Nov. 22, 2018

New study reveals probiotics do not help children with intestinal infections

UCalgary researcher leads largest clinical trial in Canada on the effect of probiotics in kids

As a young mom of two growing boys, Melanie Tibbetts often struggles with the decision of how to help them when they’re sick. “Especially, when they can’t really tell you what’s going on,” says Tibbetts, mom of a five-month-old and a three-year-old. “I strive to do what’s best. I read labels at the drugstore looking for clues. There’s so much information out there about gut health and whether probiotics can help them get better when they’re sick.”

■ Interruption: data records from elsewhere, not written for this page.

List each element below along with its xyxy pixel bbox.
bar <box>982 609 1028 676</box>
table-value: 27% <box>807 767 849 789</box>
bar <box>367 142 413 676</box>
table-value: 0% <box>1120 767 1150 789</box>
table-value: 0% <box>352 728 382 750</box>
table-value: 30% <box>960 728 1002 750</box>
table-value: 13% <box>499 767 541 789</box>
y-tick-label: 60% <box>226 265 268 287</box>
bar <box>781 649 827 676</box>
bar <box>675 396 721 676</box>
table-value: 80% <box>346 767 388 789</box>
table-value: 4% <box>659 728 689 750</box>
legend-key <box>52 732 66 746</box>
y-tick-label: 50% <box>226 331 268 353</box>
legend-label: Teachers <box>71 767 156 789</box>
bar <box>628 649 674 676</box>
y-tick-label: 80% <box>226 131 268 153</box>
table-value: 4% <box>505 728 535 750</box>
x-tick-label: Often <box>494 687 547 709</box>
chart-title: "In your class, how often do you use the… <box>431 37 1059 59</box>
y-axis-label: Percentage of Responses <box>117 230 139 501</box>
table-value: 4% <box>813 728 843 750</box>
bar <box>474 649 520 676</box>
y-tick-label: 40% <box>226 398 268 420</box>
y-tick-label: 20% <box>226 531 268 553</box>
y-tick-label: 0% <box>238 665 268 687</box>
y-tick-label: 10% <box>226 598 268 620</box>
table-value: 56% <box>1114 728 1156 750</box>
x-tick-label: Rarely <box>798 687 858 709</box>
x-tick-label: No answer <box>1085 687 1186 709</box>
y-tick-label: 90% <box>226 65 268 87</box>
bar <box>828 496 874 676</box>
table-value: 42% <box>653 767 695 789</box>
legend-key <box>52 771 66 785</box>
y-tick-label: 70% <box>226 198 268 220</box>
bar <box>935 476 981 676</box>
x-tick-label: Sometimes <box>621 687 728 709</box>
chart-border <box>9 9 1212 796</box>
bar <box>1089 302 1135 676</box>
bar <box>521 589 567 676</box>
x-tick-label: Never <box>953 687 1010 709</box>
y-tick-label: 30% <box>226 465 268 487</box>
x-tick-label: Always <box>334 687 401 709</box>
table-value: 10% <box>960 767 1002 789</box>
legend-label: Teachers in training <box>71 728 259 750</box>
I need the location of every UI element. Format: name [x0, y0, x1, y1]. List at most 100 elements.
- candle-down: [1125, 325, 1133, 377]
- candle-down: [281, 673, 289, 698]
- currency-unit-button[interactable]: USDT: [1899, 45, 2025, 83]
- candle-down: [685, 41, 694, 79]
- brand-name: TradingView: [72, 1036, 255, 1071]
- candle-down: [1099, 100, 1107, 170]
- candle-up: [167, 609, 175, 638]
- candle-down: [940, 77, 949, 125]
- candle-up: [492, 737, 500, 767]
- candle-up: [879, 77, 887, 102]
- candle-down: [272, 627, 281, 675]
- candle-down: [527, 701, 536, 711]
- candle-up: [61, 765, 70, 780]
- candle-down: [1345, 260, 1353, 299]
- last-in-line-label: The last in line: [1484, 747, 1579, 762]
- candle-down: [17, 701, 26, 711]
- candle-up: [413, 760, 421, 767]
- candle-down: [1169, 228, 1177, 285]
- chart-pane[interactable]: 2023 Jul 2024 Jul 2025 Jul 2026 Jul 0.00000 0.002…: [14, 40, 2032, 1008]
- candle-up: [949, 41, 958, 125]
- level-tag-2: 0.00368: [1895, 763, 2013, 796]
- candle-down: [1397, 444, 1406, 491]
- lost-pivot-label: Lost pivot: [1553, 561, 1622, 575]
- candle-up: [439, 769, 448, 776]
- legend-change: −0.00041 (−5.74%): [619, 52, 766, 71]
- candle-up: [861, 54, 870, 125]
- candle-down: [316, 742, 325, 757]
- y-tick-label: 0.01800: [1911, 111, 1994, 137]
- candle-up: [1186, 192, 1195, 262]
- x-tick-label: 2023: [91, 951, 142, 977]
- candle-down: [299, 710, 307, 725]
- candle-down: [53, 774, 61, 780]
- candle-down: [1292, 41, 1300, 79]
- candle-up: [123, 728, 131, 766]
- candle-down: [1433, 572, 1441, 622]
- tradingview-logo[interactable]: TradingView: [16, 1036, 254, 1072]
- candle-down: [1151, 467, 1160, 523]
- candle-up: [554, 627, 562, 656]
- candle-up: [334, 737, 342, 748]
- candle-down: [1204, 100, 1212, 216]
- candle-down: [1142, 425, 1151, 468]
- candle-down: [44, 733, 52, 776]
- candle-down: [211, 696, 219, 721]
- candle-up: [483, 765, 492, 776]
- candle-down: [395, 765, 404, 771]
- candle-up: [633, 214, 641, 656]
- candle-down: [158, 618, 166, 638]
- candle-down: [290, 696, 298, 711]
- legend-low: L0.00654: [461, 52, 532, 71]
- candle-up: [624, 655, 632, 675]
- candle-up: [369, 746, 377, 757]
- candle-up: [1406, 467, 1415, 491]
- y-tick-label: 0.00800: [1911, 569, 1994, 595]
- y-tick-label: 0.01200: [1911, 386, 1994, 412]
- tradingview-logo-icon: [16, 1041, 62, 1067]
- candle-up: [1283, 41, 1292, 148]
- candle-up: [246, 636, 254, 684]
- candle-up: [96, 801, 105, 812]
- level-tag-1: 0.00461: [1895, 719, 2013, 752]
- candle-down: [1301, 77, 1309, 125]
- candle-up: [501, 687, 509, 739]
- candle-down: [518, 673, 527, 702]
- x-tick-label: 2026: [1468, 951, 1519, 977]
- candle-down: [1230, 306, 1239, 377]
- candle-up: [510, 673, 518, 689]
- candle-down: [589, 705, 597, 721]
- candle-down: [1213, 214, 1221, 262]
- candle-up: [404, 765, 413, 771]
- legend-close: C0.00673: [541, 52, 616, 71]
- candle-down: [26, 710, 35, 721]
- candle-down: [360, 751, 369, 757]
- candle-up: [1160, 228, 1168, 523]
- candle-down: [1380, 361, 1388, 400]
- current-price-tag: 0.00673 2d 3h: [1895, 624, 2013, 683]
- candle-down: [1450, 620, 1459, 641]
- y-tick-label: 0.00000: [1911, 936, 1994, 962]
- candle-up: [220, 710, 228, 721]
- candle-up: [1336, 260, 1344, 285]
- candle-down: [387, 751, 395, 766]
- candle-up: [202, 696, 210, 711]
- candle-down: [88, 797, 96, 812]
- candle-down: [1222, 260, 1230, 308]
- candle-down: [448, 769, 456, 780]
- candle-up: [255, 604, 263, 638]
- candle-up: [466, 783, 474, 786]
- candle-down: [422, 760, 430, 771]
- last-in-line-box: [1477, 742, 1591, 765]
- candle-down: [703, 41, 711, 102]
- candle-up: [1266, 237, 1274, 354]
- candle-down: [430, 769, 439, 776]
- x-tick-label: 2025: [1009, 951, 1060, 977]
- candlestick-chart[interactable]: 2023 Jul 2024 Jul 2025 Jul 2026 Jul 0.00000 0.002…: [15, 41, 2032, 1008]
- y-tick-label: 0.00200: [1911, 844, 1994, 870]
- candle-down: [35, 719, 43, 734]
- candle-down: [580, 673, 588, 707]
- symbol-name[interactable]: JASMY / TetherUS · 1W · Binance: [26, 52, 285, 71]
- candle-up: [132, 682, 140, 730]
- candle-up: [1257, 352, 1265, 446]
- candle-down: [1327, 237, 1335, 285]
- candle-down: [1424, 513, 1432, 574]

New research from the University of Calgary can help sort through the confusion. In the largest clinical trial to date in Canada, researchers found the popular products have no effect on gastroenteritis, commonly yet erroneously called the stomach flu, in children.

“We studied the effects of giving probiotics to hundreds of children whose parents brought them into emergency departments across the country suffering from vomiting and diarrhea,” says Dr. Stephen Freedman, MD, paediatric emergency medicine physician with Alberta Health Services, and associate professor in the departments of paediatrics and emergency medicine at the Cumming School of Medicine (CSM). “We found no evidence that probiotics had any effect on reducing symptoms, or helping with recovery.” 

Freedman, below, says more independent research is needed to either prove or disprove the health claims marketers are making on the effectiveness of probiotics, and​ led a six-site study that included almost 900 children. He was also the co-principal investigator on a 10-site, concurrently conducted study in the United States, led by Dr. David Schnadower, MD, that recruited almost 1,000 children. Findings from both studies were published on Nov. 22, 2018 in the New England Journal of Medicine. 

“There were smaller trials that had shown promising results. We wanted to replicate these findings on a large scale to see whether the age of the patient, the type of infection, and the use of antibiotics or length of time a child had the illness would affect the response to probiotics,” says Schnadower, who conducted the research as a professor of paediatrics at Washington University School of Medicine in St. Louis and is now a professor at University of Cincinnati College of Medicine.

Stephen Freedman says more independent research is needed to either prove or disprove the health claims marketers are making on the effectiveness of probiotics.

Stephen Freedman.

Riley Brandt, University of Calgary

“The findings in both studies were consistently negative regardless of how the data were analyzed.”

Researchers tested two commercially available brands of probiotics. Recruitment for the Canadian double-blind randomized study began in 2013. Children ranged in age from three to 48 months. Half of the children received probiotics while the other half received a placebo. 

“These findings, taken together, are very powerful. The findings show that children treated with probiotics have the exact same outcomes across a large range of symptoms, as those given placebo — the probiotics had no effect,” says Freedman, who is holder of the Alberta Children’s Hospital Foundation Professorship in Child Health and Wellness, and member of the Alberta Children’s Hospital Research Institute and the O’Brien Institute for Public Health at the CSM.

“The results deliver a clear message that we need to question the role and benefits of probiotics for other health applications using large, patient-oriented, rigorous clinical trials.” 

Probiotics are generally considered safe to use. They are classified as food ingredients in Canada and can be sold as natural health products. As such, they do not require the same rigorous scientific testing that medications require, such as multiple clinical trials, in order to make beneficial claims.

“Until now, most studies into the effects of probiotics have been small and industry funded,” says Freedman. “In order to better serve families we need independent research to either prove or disprove the claims marketers are making on health-care products.”

For Tibbetts, being armed with information is important. “It will help me make a more informed choice for my kids. There’s sometimes a lot of peer pressure to try different products. This research will help me better navigate the drug aisle and well-intentioned advice.”

The Canadian research was supported by the Canadian Institutes of Health Research. The U.S. study was supported by the National Institutes of Health.

Melanie Tibbetts, left, gives her son Wyatt a swing, along with Wyatt's Grammie, Cheryl MacKay. Tibbits says the results of this study will help her make a more informed choice for her children.

Melanie Tibbetts, left, gives her son Wyatt a swing, along with Wyatt's Grammie, Cheryl MacKay.